Reporter: Arif Wicaksono | Editor: Djumyati P.
JAKARTA. Anda berencana mengurus izin usaha perkebunan? Bersiaplah menghadapi kerepotan. Jika saat ini izin usaha perkebunan (IUP) bisa langsung diperoleh dari kepala daerah, kelak Anda harus mengurusnya sampai ke pemerintah pusat.
Inilah salah satu poin penting dalam revisi Peraturan Menteri Pertanian (Permentan) Nomor 26/2007 tentang Pedoman IUP yang kini masuk dalam tahap finalisasi dan siap terbit bulan Desember tahun 2012 ini.
Meski pemerintah tak mencabut kewenangan daerah dalam penerbitan IUP, draf revisi aturan itu menyebutkan: izin usaha perkebunan yang akan keluar harus lebih dulu mendapatkan rekomendasi Direktorat Jenderal Perkebunan Kementerian Pertanian (Kemtan). Bila rekomendasi belum keluar, daerah belum bisa menerbitkan IUP.
Poin kedua yang juga penting adalah pembatasan luas lahan perkebunan yakni maksimal 100.000 hektare bagi setiap grup perusahaan. Ketiga, perusahaan kebun wajib membuat kebun plasma maksimal dua tahun (lihat tabel).
Mukti Sardjono, Sekretaris Direktorat Jenderal Perkebunan Kemtan menyatakan, tujuan revisi aturan izin usaha perkebunan adalah untuk mengantisipasi tumpang-tindih perizinan lahan. Banyak pemerintah daerah sembrono mengumbar izin perkebunan.
Ini pula yang memicu konflik berkepanjangan. "Izin usaha perkebunan sesuai Permentan Nomor 26/2007 masih banyak bolongnya," ujar dia kepada KONTAN, kemarin. (18/10). Banyak IUP yang dikeluarkan bupati tak memenuhi syarat-syarat yang sudah ditetapkan.

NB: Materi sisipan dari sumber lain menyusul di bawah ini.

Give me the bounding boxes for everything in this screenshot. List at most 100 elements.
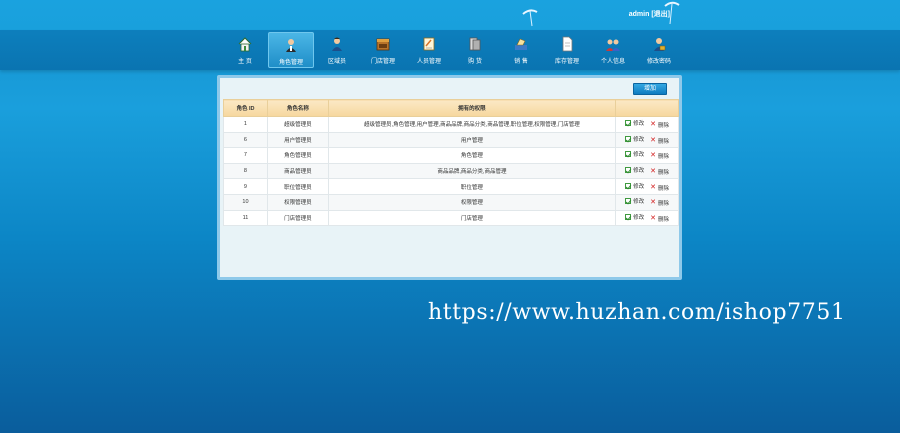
- nav-item-label: 区域员: [327, 59, 346, 65]
- delete-icon: ✕: [650, 199, 656, 207]
- nav-item-label: 购 货: [468, 59, 482, 65]
- profile-icon: [604, 35, 622, 53]
- nav-item-label: 销 售: [514, 59, 528, 65]
- edit-icon: [625, 120, 632, 127]
- edit-icon: [625, 198, 632, 205]
- edit-label: 修改: [633, 168, 645, 175]
- cell-permissions: 商品品牌,商品分类,商品管理: [327, 162, 617, 180]
- edit-label: 修改: [633, 199, 645, 206]
- edit-icon: [625, 182, 632, 189]
- edit-label: 修改: [633, 183, 645, 190]
- edit-link[interactable]: 修改: [625, 213, 644, 221]
- table-row: 8 商品管理员 商品品牌,商品分类,商品管理 修改 ✕ 删除: [223, 162, 679, 180]
- cell-role-id: 9: [223, 178, 268, 195]
- cell-role-id: 7: [223, 147, 268, 164]
- nav-item-role[interactable]: 角色管理: [268, 32, 314, 68]
- home-icon: [236, 35, 254, 53]
- sales-icon: [512, 35, 530, 53]
- nav-item-label: 人员管理: [416, 59, 441, 65]
- edit-link[interactable]: 修改: [625, 182, 644, 190]
- delete-icon: ✕: [650, 168, 656, 176]
- top-banner: admin [退出]: [0, 0, 900, 30]
- delete-label: 删除: [657, 185, 669, 192]
- cell-permissions: 权限管理: [327, 193, 617, 211]
- nav-item-sales[interactable]: 销 售: [498, 32, 544, 68]
- watermark-url: https://www.huzhan.com/ishop7751: [428, 300, 846, 325]
- nav-item-staff[interactable]: 区域员: [314, 32, 360, 68]
- edit-label: 修改: [633, 136, 645, 143]
- delete-link[interactable]: ✕ 删除: [650, 184, 669, 192]
- nav-item-password[interactable]: 修改密码: [636, 32, 682, 68]
- nav-item-inventory[interactable]: 库存管理: [544, 32, 590, 68]
- delete-icon: ✕: [650, 183, 656, 191]
- cell-permissions: 角色管理: [327, 147, 617, 164]
- cell-role-id: 6: [223, 131, 268, 149]
- cell-role-name: 用户管理员: [266, 131, 329, 149]
- table-row: 1 超级管理员 超级管理员,角色管理,用户管理,商品品牌,商品分类,商品管理,职位管…: [223, 116, 679, 133]
- table-header-row: 角色 ID 角色名称 拥有的权限: [223, 99, 679, 117]
- edit-label: 修改: [633, 214, 645, 221]
- nav-item-purchase[interactable]: 购 货: [452, 32, 498, 68]
- delete-label: 删除: [657, 201, 669, 208]
- cell-actions: 修改 ✕ 删除: [615, 147, 679, 164]
- edit-link[interactable]: 修改: [625, 197, 644, 205]
- cell-actions: 修改 ✕ 删除: [615, 162, 679, 180]
- delete-label: 删除: [657, 216, 669, 223]
- header-actions: [615, 99, 679, 117]
- delete-label: 删除: [657, 138, 669, 145]
- store-icon: [374, 35, 392, 53]
- cell-role-id: 10: [223, 193, 268, 211]
- header-role-id: 角色 ID: [223, 99, 268, 117]
- cell-role-id: 1: [223, 116, 268, 133]
- edit-link[interactable]: 修改: [625, 119, 644, 127]
- cell-permissions: 职位管理: [327, 178, 617, 195]
- personnel-icon: [420, 35, 438, 53]
- inventory-icon: [558, 35, 576, 53]
- edit-icon: [625, 151, 632, 158]
- add-role-button[interactable]: 增加: [633, 83, 667, 95]
- table-row: 6 用户管理员 用户管理 修改 ✕ 删除: [223, 131, 679, 149]
- cell-role-name: 职位管理员: [266, 178, 329, 195]
- role-panel: 增加 角色 ID 角色名称 拥有的权限 1 超级管理员 超级管理员,角色管理,用户管…: [217, 75, 682, 280]
- cell-actions: 修改 ✕ 删除: [615, 193, 679, 211]
- delete-icon: ✕: [650, 136, 656, 144]
- cell-role-id: 11: [223, 209, 268, 227]
- delete-link[interactable]: ✕ 删除: [650, 121, 669, 129]
- nav-item-personnel[interactable]: 人员管理: [406, 32, 452, 68]
- nav-item-store[interactable]: 门店管理: [360, 32, 406, 68]
- delete-icon: ✕: [650, 121, 656, 129]
- delete-link[interactable]: ✕ 删除: [650, 215, 669, 223]
- cell-permissions: 超级管理员,角色管理,用户管理,商品品牌,商品分类,商品管理,职位管理,权限管理…: [327, 116, 617, 133]
- cell-actions: 修改 ✕ 删除: [615, 209, 679, 227]
- main-nav: 主 页 角色管理 区域员 门店管理 人员管理 购 货 销 售 库存管理 个人信息 修改密码: [0, 30, 900, 70]
- table-row: 10 权限管理员 权限管理 修改 ✕ 删除: [223, 193, 679, 211]
- header-role-name: 角色名称: [266, 99, 329, 117]
- delete-link[interactable]: ✕ 删除: [650, 168, 669, 176]
- role-table: 角色 ID 角色名称 拥有的权限 1 超级管理员 超级管理员,角色管理,用户管理,商…: [223, 99, 679, 227]
- nav-item-label: 门店管理: [370, 59, 395, 65]
- delete-link[interactable]: ✕ 删除: [650, 152, 669, 160]
- table-row: 9 职位管理员 职位管理 修改 ✕ 删除: [223, 178, 679, 195]
- nav-item-home[interactable]: 主 页: [222, 32, 268, 68]
- nav-item-label: 个人信息: [600, 59, 625, 65]
- delete-label: 删除: [657, 170, 669, 177]
- delete-icon: ✕: [650, 214, 656, 222]
- nav-item-label: 修改密码: [646, 59, 671, 65]
- delete-link[interactable]: ✕ 删除: [650, 137, 669, 145]
- edit-label: 修改: [633, 152, 645, 159]
- purchase-icon: [466, 35, 484, 53]
- edit-link[interactable]: 修改: [625, 150, 644, 158]
- header-permissions: 拥有的权限: [327, 99, 617, 117]
- cell-actions: 修改 ✕ 删除: [615, 178, 679, 195]
- cell-role-name: 角色管理员: [266, 147, 329, 164]
- user-logout-link[interactable]: admin [退出]: [629, 9, 670, 19]
- edit-link[interactable]: 修改: [625, 166, 644, 174]
- nav-item-profile[interactable]: 个人信息: [590, 32, 636, 68]
- delete-link[interactable]: ✕ 删除: [650, 199, 669, 207]
- password-icon: [650, 35, 668, 53]
- cell-role-name: 商品管理员: [266, 162, 329, 180]
- edit-label: 修改: [633, 121, 645, 128]
- edit-icon: [625, 213, 632, 220]
- edit-link[interactable]: 修改: [625, 135, 644, 143]
- delete-label: 删除: [657, 123, 669, 130]
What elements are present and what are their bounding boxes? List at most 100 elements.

Benar, IUP bermasalah bisa dicabut. Namun, praktiknya ini susah dilakukan. Kepala daerah ogah mencabut IUP yang ia terbitkan sendiri. Perusahaan tak berani melapor karena khawatir akan dipersulit mengurus IUP baru.
Makanya, pembenahan dalam penerbitan IUP perlu dilakukan agar izin menjadi lebih tertib. Prosedur pengurusan IUP akan ditambah dengan kewajiban mendapatkan rekomendasi dari Kemtan. "Dengan beleid ini, pengawasan dalam penetapan IUP menjadi berlapis," tandas Mukti.
Agar tak merepotkan, kata Mukti kebijakan baru ini tidak berlaku surut. Rekomendasi dari Ditjen Perkebunan hanya untuk pengurusan IUP baru. IUP yang keluar sebelum Permentan baru berlaku, tetap berlaku alias sah.
Mukti menjamin, kebijakan itu tidak menabrak beleid otonomi daerah lantaran izin penerbitan IUP tetap di tangan kepala daerah.
Fadhil Hasan, Direktur Eksekutif Gabungan Pengusaha Kelapa Sawit Indonesia (Gapki) mengingatkan, syarat pengesahan IUP oleh Ditjen Perkebunan berpotensi mendapat penolakan daerah karena bertolak belakang dengan UU Otonomi Daerah. "Sebaiknya tidak masuk dalam Permentan baru," kata dia.
Khudori, pengamat perkebunan menambahkan, pengusaha kebun wajar kekhawatiran dengan beleid baru ini. lantaran mata rantai perizinan akan semakin panjang. Untuk it, Kemtan harus menjamin proses pengesahan IUP bisa berlangsung cepat. Jika tidak, pengusaha perkebunan yang menjadi korban. Itu sebabnya, pemerintah harus memberi batas waktu maksimal pengesahan IUP, agar memberikan kepastian.